Functional test coverage

Ragger can measure the C code coverage of the firmware exercised by the functional tests, through the --coverage option. This complements the unit tests: it tells which lines of the application sources are actually reached when running the Speculos-based functional suite.

Note

Coverage is only available on the Speculos backend (the application runs as ARM code inside an emulator, which is what makes the measurement possible). The application must be built with debug symbols: a default build keeps them, a stripped/release build does not.

Usage

# whole suite, single device -> coverage.info (+ coverage_html/ if genhtml is installed)
pytest --device flex --coverage

# custom output path
pytest --device flex --coverage --coverage_output cov.info

# several devices -> one file per device: coverage-<device>.info
pytest --device all --coverage

The options added by the plugin are:

  • --coverage: enable tracing and produce the lcov file(s) at the end of the session.

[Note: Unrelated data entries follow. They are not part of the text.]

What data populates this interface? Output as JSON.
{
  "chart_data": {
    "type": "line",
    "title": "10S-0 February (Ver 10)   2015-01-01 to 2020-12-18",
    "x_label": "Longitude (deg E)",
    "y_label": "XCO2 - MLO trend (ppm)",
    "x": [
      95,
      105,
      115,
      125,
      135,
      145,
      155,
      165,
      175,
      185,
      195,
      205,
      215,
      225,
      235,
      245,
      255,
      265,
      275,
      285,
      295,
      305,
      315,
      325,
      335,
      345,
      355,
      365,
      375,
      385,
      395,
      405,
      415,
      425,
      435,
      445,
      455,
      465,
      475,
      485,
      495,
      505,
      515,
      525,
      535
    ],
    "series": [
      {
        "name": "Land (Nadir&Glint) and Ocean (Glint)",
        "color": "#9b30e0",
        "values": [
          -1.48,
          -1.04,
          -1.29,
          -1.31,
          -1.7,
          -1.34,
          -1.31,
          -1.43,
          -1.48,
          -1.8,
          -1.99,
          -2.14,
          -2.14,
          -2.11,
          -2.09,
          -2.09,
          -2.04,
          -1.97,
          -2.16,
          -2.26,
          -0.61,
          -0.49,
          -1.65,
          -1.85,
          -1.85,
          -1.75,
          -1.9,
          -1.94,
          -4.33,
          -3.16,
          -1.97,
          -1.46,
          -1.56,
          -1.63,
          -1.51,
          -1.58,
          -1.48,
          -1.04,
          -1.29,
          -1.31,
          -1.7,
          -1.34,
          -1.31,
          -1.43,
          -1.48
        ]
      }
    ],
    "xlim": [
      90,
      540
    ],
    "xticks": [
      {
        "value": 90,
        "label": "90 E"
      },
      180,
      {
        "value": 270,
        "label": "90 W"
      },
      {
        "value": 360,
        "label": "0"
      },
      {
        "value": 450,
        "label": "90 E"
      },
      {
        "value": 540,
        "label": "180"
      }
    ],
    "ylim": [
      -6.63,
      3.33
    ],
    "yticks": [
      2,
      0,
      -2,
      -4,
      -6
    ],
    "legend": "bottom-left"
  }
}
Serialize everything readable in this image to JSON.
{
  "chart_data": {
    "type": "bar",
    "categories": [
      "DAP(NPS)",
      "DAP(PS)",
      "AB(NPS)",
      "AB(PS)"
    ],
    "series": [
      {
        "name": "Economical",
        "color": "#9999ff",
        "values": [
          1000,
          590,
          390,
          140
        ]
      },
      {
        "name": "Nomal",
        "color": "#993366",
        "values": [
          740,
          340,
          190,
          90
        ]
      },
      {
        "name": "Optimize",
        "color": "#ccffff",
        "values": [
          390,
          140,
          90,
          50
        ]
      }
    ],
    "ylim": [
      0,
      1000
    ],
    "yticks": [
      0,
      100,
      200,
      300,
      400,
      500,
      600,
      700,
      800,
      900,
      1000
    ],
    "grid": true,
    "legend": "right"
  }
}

  • --coverage_output (default coverage.info): the output lcov path. With several devices, one file per device is written as <stem>-<device>.info.

  • --coverage_exclude: exclude matching source paths (repo-relative) from the report, typically a vendored submodule. Repeatable, and each value may be a comma-separated list; a pattern matches a path, a leading directory of it, or an fnmatch glob. Example: --coverage_exclude my-vendored-submodule.

An HTML report (<stem>_html/) is rendered next to each lcov file when genhtml (from the lcov package) is available; otherwise only the lcov file is produced.

Note

SDK/toolchain files (under /opt, /usr …) are already dropped automatically because only sources found under the project root are kept. --coverage_exclude is meant for sources that are in the repository but should not be reported, such as a vendored git submodule.

Why not gcov?

The usual C coverage flow relies on gcov: the application is compiled with -fprofile-arcs -ftest-coverage, which produces .gcno files (the build-time call graph) ; at runtime libgcov writes .gcda files (the execution counters) when the process exits.

That flow cannot work on a Ledger application:

  • libgcov is not linked into the firmware,

  • the application never performs a normal libc exit() under BOLOS/Speculos,

so no .gcda is ever produced. Ragger therefore does not use gcov at all (the build is not instrumented). Instead, coverage is reconstructed at the emulator level, and the gcov building blocks are replaced by equivalents that are available without instrumentation:

gcov

Ragger’s approach

.gcno (build-time address → line map)

the DWARF line table (.debug_line), already present in the ELF

.gcda (runtime counters)

the QEMU in_asm trace (which blocks actually ran)

gcov merge

intersecting the executed address ranges with the line table

How it works

Speculos runs the ARM application through qemu-arm-static. The coverage pipeline is:

  1. Tracing. QEMU honours the QEMU_LOG=in_asm / QEMU_LOG_FILENAME environment variables. With in_asm, QEMU logs the guest assembly of every translated basic block. A block is translated the first time it is reached, so “translated” == “executed at least once” == line coverage. (exec,nochain would log every execution – orders of magnitude bigger – and is not needed.) Enabling this requires no change to Speculos or QEMU: Speculos spawns QEMU with Popen without an explicit env, so the variables set in os.environ are inherited. One trace file per QEMU process is written (cov-<pid>.log): the backend is usually class-scoped, so several QEMU instances run during a session and each must write its own file.

  2. Rebasing. Ledger applications are PIC: linked high (e.g. 0xc0de0000) but loaded and executed by Speculos at a fixed base (0x40000000 for every Cortex-M target). The executed block addresses are rebased back to link addresses.

  3. Mapping. The rebased ranges are intersected with the DWARF line table of the ELF to determine which source lines were covered.

  4. Output. A standard lcov .info tracefile is emitted (uploadable to Codecov, renderable with genhtml). Source paths are made repo-relative by stripping the longest prefix that still resolves to a file under the project root, which drops toolchain/SDK files (/opt, /usr …).

The implementation lives in ragger.utils.coverage; the wiring (option, per-device trace directory, end-of-session conversion) is in the Ragger conftest and the SpeculosBackend.

Limitations

  • Line/block coverage only – no branch coverage. We only know that a block ran, not which side of a conditional was taken. Each covered line is reported with a hit count of 1 (presence/absence, not an execution frequency).

  • The application ELF must keep its .debug_* sections (-g).

  • Attribution is done on the optimized build (-Os), so the line mapping is as approximate as for any optimized-build coverage (inlining, shared lines).